While printing might be a solved problem, the question of tabs or spaces in source code remains an eternal problem. The motivation might have changed, but the tool remains relevant.
This final program in Software Tools' first chapter also turns the complexity screw another notch or two. I’m not going to reproduce the whole of the code, but here’s the core of the now familiar read/process/output loop
col := 1
while (getc(c) <> ENDFILE) do
if (c = TAB) then
repeat
putc(BLANK)
col := col + 1
until (tabpos(col, tabstops))
else if (c = NEWLINE) then begin
putc(NEWLINE)
col := 1
end
else begin
putc(c);
col := col + 1
end
end;
We’ve got all the small parts Kernighan and Plauger have built up over the previous four programs - reading and outputing characters, counting characters, special processing on new lines. The new element is that repeat/until
loop, which converts each tab by outputting the requisite number of spaces.

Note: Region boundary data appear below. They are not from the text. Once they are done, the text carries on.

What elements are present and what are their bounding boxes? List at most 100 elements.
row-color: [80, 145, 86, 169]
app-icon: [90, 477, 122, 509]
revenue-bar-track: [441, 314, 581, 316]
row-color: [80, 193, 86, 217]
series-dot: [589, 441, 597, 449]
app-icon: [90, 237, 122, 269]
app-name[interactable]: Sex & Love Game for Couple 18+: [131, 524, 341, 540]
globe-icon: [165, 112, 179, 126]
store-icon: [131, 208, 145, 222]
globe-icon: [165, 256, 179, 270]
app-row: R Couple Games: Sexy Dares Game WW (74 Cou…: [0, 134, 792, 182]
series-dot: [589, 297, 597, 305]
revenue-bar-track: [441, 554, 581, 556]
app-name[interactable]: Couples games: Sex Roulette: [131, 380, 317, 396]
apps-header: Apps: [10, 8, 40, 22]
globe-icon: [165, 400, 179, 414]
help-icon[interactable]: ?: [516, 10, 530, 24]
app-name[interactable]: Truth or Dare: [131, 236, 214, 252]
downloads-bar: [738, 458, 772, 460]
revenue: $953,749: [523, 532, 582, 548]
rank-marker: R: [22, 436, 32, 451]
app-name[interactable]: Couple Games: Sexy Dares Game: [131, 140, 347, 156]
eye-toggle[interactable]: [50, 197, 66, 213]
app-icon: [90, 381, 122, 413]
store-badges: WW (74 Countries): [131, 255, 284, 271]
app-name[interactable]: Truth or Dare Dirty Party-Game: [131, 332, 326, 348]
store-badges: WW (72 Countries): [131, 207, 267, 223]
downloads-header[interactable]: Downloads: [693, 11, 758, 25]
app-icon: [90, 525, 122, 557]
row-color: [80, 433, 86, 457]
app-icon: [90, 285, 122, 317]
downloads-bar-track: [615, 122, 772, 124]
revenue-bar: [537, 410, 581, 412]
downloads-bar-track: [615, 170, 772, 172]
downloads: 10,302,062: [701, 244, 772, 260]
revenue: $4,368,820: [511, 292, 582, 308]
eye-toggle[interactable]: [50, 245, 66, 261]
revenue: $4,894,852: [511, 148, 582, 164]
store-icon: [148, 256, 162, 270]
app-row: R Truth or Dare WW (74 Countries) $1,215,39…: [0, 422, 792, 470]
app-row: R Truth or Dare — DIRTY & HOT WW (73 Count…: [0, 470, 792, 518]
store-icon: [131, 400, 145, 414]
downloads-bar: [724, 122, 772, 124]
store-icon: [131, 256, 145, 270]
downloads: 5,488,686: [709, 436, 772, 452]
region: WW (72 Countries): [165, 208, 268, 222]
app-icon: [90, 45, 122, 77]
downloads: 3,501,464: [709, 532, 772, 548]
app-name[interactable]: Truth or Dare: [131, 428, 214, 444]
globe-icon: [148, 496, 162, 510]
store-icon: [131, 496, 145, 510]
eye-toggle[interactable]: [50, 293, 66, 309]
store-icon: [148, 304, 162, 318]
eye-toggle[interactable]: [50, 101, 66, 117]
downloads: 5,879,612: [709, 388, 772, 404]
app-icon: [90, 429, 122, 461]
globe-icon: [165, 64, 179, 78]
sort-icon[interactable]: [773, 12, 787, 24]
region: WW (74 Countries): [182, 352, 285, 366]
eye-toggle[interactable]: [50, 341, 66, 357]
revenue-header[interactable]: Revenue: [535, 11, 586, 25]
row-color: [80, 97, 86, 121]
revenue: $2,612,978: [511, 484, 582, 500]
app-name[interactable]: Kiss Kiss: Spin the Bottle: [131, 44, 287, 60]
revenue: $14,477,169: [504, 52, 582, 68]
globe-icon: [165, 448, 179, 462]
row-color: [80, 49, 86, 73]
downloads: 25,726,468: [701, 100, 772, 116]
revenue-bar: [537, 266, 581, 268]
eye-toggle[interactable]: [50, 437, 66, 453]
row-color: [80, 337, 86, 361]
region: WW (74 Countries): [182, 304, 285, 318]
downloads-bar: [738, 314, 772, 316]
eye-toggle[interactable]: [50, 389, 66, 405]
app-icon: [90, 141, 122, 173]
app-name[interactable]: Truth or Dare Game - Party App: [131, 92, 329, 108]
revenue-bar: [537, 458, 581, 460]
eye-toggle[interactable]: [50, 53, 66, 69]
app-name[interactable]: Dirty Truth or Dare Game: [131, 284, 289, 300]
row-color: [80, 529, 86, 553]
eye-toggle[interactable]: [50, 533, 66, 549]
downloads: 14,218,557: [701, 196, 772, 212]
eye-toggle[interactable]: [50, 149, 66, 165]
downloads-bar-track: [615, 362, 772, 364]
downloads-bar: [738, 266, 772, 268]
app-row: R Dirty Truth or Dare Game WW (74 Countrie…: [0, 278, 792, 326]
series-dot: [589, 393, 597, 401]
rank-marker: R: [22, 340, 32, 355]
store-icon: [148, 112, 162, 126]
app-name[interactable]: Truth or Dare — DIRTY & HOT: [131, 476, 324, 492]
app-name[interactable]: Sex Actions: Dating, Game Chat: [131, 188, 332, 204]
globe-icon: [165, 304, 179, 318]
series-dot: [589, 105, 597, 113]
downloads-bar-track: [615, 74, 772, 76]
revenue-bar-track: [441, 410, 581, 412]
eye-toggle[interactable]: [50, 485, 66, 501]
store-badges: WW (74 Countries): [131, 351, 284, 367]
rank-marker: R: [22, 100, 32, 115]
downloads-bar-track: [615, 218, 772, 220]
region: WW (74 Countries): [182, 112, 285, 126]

In my C++ programs, I’ve avoided direct output in the body of the code. I’ve used functions that return a value, or written out through iterators. Here, after reading a character I might need to write one or more characters in response. Or, put in a more C++y way, we need to convert a sequence of characters into a sequence of strings. Rummaging once again in the algorithm header leads us to std::transform
, which applies a given function to a sequence and stores the result in another sequence. In other languages you might know this as map
or apply
. JavaScript’s Array.prototype.map
, for example, returns a new array filled with the results of calling the provided function on each element of the calling array. The start of the my C++ implementation is then
std::transform(
std::istreambuf_iterator<char>(in),
std::istreambuf_iterator<char>(),
std::ostream_iterator<std::string>(out),
... something ...
);
The … something … could be a function, a lambda, or a function object. Because the transformation I’m doing here needs a little bit of state - the action performed depends not just on the current character but also where we are in the line - I used a little function object.
detab.cpp
#include "detab.h"
#include "../../lib/chars.h"
#include "../../lib/tab_stops.h"
#include <algorithm>
#include <iostream>
#include <iterator>
#include <string>
struct detabber {
size_t position_;
std::string operator()(char c) { (3)
if (stiX::istab(c)) {
const auto spaces = stiX::distance_to_next_tab_stop(position_); (4)
position_ += spaces;
return std::string(spaces, ' ');
}
if (stiX::isnewline(c)) (5)
position_ = 0;
else
++position_;
return std::string(1, c); (6)
}
};
namespace stiX {
void detab(std::istream &in, std::ostream &out) {
std::transform(
std::istreambuf_iterator<char>(in),
std::istreambuf_iterator<char>(),
std::ostream_iterator<std::string>(out), (1)
detabber() (2)
);
}
}
The implementation is straightforward, and not hugely dissimilar to the Pascal original.
-
I’m reading the input as a stream of characters but outputting strings. The std::istreambuf_iterator<char>
provides that unformatted input, while std::ostream_iterator<std::string>
gives the appropriate output sink. I can’t recall ever having this in C++ before, but I certainly have in other languages which are more relaxed about types.
-
Create a detabber
object that will perform the transformation. Because detabber is a simple object there’s no need for me to write a constructor, as the default behaviour - initialise position_
to 0 - is perfectly fine. std::transform
takes the transformer argument by value, so you might expect this newly constructed detabber
object to be copied as it’s passed in. However in situations like this, where we’re creating a object that has no lifetime beyond this one use, modern compilers are more than clever enough to omit that copy entirely.
-
operator()
is the function call operator, and is the defining feature of a C++ function object. Note that the parameter type char
matches the underlying input iterator type, while the return type std::string
matches the underlying output iterator type. For each character on the input, std::transform
will call operator()
with that character, expecting a std::string
in return.
-
If the provided character c
is a tab, calculate where the next tab stop is and return a string of spaces to pad to it.
-
If c
is not a tab but is a newline reset position_
, otherwise just bump along to the next position.
-
Return c
as a string. Creating a std::string
for every character we see may not be ideal from a performance point of view (even though modern compilers are not only clever enough but actually required to omit copies here). However, I confess to being fairly relaxed on that front. Converting tabs to spaces is unlikely to ever be a time critical activity, and I’d rather think about getting it correct first and worry about performance if I have to. I may be atypical, but performance in time or space has rarely been in a problem I’ve had to deal with.